From what I have heard from friends, and read, most HD based players tend to die from such things, and indeed lesser impacts. Additionally, HDDs have a mean-time-before-failure, or whatnow it is called, but I've never even heard of that term being mentioned when it comes to lasers. Logic dictates that there must be a chart for them as well, but..*shrug*

Of course when experiences are not first-hand it becomes harder to judge, but this is why some sort of study, or statistics, must come into play, not one person's experiences or 29 second-hand experiences.

I guess I argue against flames with flames, but you seem a bit too consistent in your pro-iPod anti-MD texts. (And I suffer from iPod allergics, unfortunately :/ )

Sparky: It depends on what you use them for, as mentioned.




The iPod specifically doesn't enter into the argument here. The general DAP-vs-MD advantages apply to all DAPs generally speaking.


The need to flame for many I suppose comes from the fact that that party believes something to be true without actual experience. I have that experience (including head-to-head impact testing of DAPs and Hi-MD units) and I question anything I consider to be unfounded supposition.

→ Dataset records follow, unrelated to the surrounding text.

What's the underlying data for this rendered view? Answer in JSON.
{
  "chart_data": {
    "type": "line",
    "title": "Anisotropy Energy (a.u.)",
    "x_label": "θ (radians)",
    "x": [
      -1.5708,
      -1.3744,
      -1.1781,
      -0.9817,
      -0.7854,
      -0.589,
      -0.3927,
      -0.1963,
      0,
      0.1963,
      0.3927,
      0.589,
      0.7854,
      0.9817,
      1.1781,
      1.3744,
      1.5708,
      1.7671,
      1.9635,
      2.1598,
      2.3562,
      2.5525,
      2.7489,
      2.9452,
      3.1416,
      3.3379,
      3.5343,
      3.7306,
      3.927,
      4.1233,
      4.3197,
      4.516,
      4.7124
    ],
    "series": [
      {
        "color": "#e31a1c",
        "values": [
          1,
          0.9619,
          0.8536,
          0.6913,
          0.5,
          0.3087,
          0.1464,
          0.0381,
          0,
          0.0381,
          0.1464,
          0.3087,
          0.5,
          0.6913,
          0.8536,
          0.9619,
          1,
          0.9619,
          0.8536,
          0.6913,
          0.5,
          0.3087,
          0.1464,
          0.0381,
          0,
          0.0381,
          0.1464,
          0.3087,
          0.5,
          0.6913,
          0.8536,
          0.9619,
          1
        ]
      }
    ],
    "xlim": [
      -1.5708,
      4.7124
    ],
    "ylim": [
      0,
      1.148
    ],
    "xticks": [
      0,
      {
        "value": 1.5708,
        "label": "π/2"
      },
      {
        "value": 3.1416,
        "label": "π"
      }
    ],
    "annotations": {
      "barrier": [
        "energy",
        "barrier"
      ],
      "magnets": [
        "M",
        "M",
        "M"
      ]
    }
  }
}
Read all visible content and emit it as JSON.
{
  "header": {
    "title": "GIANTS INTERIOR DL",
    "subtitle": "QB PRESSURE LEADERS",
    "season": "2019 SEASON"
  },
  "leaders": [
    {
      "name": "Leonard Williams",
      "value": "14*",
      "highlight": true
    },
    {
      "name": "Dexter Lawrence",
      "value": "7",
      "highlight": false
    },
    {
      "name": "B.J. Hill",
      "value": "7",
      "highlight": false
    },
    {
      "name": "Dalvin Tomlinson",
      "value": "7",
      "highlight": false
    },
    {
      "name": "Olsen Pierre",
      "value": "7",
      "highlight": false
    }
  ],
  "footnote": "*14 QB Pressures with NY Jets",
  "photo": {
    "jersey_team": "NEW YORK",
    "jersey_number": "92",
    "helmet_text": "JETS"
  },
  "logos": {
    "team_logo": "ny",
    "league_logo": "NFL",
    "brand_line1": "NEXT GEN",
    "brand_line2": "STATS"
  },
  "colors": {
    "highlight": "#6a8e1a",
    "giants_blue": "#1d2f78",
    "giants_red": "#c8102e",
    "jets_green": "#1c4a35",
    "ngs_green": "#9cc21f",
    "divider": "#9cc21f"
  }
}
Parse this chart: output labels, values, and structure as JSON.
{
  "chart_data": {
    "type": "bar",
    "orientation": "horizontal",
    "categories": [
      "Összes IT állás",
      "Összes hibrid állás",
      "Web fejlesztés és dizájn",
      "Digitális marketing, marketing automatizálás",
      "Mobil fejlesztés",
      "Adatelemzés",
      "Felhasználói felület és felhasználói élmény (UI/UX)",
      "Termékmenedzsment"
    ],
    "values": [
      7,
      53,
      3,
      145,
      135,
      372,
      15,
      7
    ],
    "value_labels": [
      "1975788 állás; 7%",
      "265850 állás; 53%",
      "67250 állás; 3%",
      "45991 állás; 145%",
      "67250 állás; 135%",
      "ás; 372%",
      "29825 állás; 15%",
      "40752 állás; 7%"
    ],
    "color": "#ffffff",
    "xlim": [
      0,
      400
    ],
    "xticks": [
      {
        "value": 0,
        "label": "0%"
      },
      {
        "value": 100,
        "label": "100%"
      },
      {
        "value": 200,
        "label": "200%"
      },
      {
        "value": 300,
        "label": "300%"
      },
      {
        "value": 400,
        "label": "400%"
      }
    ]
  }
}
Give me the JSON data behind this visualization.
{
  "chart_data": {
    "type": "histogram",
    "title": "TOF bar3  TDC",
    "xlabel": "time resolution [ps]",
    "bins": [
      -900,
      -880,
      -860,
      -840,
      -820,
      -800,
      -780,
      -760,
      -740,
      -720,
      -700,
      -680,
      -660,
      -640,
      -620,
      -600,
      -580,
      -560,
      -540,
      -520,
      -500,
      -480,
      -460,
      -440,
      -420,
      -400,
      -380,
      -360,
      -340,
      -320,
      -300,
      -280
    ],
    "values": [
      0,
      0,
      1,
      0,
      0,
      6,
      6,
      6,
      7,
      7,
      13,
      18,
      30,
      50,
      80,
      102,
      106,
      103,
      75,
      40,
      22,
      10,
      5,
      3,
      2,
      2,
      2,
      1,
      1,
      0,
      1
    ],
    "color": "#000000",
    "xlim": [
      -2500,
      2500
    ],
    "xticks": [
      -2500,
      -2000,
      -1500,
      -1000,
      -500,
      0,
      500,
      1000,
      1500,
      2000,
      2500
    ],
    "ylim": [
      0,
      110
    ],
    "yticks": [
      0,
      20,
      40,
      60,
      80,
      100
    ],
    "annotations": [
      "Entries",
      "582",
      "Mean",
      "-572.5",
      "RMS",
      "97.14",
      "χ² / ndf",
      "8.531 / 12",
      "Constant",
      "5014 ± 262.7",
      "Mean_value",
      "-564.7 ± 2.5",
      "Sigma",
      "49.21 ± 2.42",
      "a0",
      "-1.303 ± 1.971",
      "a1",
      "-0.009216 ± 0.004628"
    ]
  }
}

"Unable to record" means "unable to load" which makes them somewhat useless. I've dropped a number of MD's and they've come away badly most of the time. Sharps invariably died on the first drop without fail. Sony's it was a 70-30 prospect in favour of it working I'd say, but it could still fail. HDD's can fail on the first drop, however most are fairly resilient... indeed, just as much as MD if not more these days. The difference is that when they die, the HDD DAP takes the media with it... but it is all on the computer of course and it can take less time to re-fill the unit to capacity than it takes for some MD players to record one disc.